# Slots for hand screw clamps



## Woofman (Feb 9, 2005)

I'm looking for an easy way to cut the slots in the wood for the rods in the clamp kits I have.


----------



## Mike (Nov 22, 2004)

Woofman, If I understand this you are asking about making a rack to hang your clamps on?


----------



## reible (Sep 10, 2004)

Woofman said:


> I'm looking for an easy way to cut the slots in the wood for the rods in the clamp kits I have.


 I guess I would first ask you what equipment you might have..... If you have a router table then I would go with that. If you have a bit that is the same dia. as the width of the slot you would just move the fence so the clamp blank is centered on the cutter. Leave the blanks as rectangles, then mark the fence on each side of the bit width...... well before I go on do you have a table?

Ed


----------



## Woofman (Feb 9, 2005)

Ed, I have a router set up on the end of my table saw . I tried my drill press set at an a angle to drill the holes but had to do a lot of file work.


----------



## reible (Sep 10, 2004)

Woofman said:


> Ed, I have a router set up on the end of my table saw . I tried my drill press set at an a angle to drill the holes but had to do a lot of file work.


 I am afraid my idea is not going to work. I went out and got one of my clamps in and after looking at how deep you need to go and how steep the angle my idea will simply will not have enough height to make it..... I hate when that happens...... Anyway it better to have found that out in a cad program then to have you testing it and find out the hard way......

OK some of you other people lets help this person out..... I know you have a better idea then mine, right??????

Ed


----------



## Mike (Nov 22, 2004)

Woofman, you want to build a rack to hang your clamps? This is for bar clamps, Quick grip clamps, pipe clamps, c clamps? Maybe all of the above and some room for spring clamps as well? Perhaps a cubby hole for storing band clamps? I have several excellent plans and will be happy to help if you let me know what types and sizes you want to store.


----------



## reible (Sep 10, 2004)

aniceone2hold said:


> Woofman, you want to build a rack to hang your clamps? This is for bar clamps, Quick grip clamps, pipe clamps, c clamps? Maybe all of the above and some room for spring clamps as well? Perhaps a cubby hole for storing band clamps? I have several excellent plans and will be happy to help if you let me know what types and sizes you want to store.
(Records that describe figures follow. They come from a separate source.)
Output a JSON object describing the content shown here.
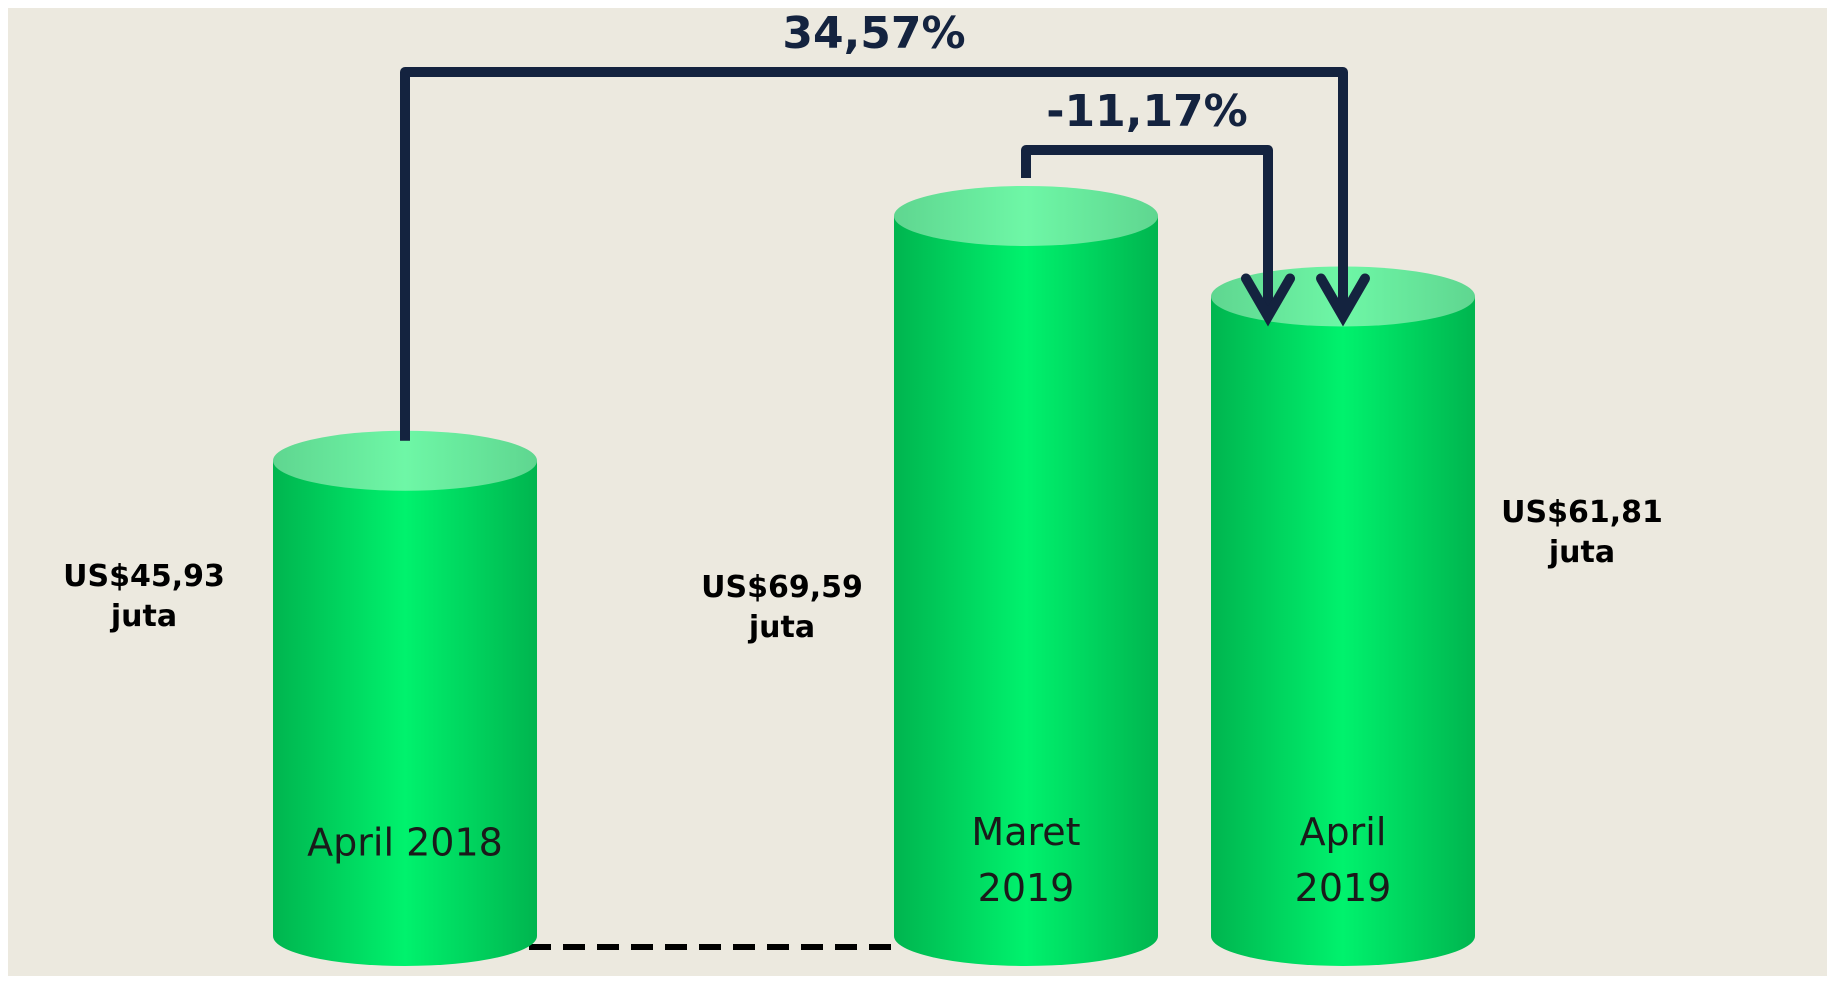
{
  "chart_data": {
    "type": "bar",
    "categories": [
      "April 2018",
      "Maret 2019",
      "April 2019"
    ],
    "values": [
      45.93,
      69.59,
      61.81
    ],
    "value_labels": [
      "US$45,93 juta",
      "US$69,59 juta",
      "US$61,81 juta"
    ],
    "color": "#00d060",
    "ylim": [
      0,
      75
    ],
    "annotations": [
      {
        "text": "34,57%",
        "from": 0,
        "to": 2
      },
      {
        "text": "-11,17%",
        "from": 1,
        "to": 2
      }
    ]
  }
}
 No he is making clamps..... see sketch attached for the general idea of the problem.....

WOOFMAN did you happen to use a Forstner bit in your drill press? If not that might help a lot on getting cleaner holes at the angles you need....

Ed


----------



## steveo (Sep 10, 2004)

reible said:


> No he is making clamps..... see sketch attached for the general idea of the problem.....
> 
> WOOFMAN did you happen to use a Forstner bit in your drill press? If not that might help a lot on getting cleaner holes at the angles you need....
> 
> Ed


Ed, don't mean to be too critical, but you need to re-draw the side view for the folks... think about it.
steveo


----------



## steveo (Sep 10, 2004)

Woofman said:


> I'm looking for an easy way to cut the slots in the wood for the rods in the clamp kits I have.
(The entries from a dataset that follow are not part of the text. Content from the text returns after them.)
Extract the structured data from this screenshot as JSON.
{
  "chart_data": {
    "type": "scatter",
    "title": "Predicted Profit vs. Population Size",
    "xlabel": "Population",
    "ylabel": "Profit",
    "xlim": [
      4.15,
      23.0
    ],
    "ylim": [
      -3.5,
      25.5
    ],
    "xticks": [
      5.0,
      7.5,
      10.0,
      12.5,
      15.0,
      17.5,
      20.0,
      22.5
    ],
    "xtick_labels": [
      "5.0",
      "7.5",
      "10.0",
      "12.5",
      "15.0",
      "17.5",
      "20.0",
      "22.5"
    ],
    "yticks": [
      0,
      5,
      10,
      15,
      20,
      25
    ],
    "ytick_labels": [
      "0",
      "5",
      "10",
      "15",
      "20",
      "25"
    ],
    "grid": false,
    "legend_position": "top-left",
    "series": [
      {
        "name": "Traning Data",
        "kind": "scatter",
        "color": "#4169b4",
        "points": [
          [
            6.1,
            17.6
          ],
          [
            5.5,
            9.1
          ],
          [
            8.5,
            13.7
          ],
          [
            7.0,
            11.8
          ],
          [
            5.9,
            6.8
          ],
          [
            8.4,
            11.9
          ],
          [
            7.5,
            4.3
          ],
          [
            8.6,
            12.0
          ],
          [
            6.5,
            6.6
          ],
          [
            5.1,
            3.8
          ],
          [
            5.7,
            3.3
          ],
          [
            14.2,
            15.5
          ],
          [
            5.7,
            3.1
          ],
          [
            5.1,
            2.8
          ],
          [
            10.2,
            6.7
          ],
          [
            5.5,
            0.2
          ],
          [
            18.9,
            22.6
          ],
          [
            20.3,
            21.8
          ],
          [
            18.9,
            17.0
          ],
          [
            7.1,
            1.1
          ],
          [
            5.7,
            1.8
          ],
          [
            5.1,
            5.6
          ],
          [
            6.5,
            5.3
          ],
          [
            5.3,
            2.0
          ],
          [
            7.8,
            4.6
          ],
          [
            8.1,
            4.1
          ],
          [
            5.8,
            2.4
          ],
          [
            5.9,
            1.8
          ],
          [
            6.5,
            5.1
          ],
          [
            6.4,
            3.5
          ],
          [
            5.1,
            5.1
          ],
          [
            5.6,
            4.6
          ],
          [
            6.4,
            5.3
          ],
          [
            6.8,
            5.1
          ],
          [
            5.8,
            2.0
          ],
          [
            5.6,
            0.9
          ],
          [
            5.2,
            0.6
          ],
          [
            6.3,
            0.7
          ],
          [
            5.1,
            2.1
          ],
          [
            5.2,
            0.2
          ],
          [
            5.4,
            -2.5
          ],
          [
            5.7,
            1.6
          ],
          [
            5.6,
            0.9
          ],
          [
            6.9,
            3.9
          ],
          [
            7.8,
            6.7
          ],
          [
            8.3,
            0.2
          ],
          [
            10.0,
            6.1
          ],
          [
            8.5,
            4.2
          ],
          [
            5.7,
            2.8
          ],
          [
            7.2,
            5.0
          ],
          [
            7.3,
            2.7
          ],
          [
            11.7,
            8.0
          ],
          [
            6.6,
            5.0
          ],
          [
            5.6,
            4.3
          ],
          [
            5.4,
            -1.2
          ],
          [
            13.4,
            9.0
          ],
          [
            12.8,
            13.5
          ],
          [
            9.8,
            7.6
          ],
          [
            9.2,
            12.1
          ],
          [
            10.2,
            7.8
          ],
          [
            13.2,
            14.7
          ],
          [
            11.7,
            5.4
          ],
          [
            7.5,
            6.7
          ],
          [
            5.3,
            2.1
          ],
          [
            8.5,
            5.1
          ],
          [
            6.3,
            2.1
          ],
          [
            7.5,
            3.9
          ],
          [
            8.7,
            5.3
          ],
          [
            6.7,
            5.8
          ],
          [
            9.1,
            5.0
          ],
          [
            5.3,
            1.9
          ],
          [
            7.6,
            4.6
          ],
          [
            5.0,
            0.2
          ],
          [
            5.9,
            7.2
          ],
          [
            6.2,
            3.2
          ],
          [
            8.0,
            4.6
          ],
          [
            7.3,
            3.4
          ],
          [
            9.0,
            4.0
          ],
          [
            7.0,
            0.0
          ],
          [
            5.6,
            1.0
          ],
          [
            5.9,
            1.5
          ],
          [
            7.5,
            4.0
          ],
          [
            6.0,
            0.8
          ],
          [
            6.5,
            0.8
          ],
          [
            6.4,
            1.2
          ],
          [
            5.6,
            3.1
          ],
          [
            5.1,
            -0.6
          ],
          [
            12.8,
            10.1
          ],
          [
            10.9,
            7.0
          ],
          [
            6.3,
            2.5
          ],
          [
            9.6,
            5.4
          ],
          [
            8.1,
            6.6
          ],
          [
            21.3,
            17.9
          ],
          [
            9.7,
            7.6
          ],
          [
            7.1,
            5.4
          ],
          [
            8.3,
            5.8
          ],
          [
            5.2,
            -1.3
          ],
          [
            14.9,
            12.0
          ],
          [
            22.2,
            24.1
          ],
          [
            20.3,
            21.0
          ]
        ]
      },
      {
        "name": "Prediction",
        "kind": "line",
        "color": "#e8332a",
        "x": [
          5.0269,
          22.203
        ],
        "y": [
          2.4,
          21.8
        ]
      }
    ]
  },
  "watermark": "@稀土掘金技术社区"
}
why not just make a simple mortise in each side the rods pass through, and a simple hole on the side 90 degrees from the mortise to insert the "threaded fitting", then insert the all thread through the mortise and engage the fitting.
I know it won't exactly look like the unit at the "big box". But as my best buddy, who passed away recently, used to say, "Its close enough for the girls we hang around with".
steveo


----------



## reible (Sep 10, 2004)

I guess I should have gone out to the cold garage and did this last night but here is the real thing........

Ed


----------



## Woofman (Feb 9, 2005)

*Hand Screw Clamps*

Thanks Ed, Mike, & Aniceone2hold for the reply and information. I had built a jig for the drill press that pined the side hole so I could move the stock up and down. I'm now going to build a stand alone jig for my router. (I never give up.) It may take a week or two but I'll post a picture of it when it works.--Thanks again----


----------



## Mike (Nov 22, 2004)

Hey Woofman, have you tried drilling a starter hole and using a spiral router bit in your drill press? It would be slow cutting but should give you nice clean angled holes.


----------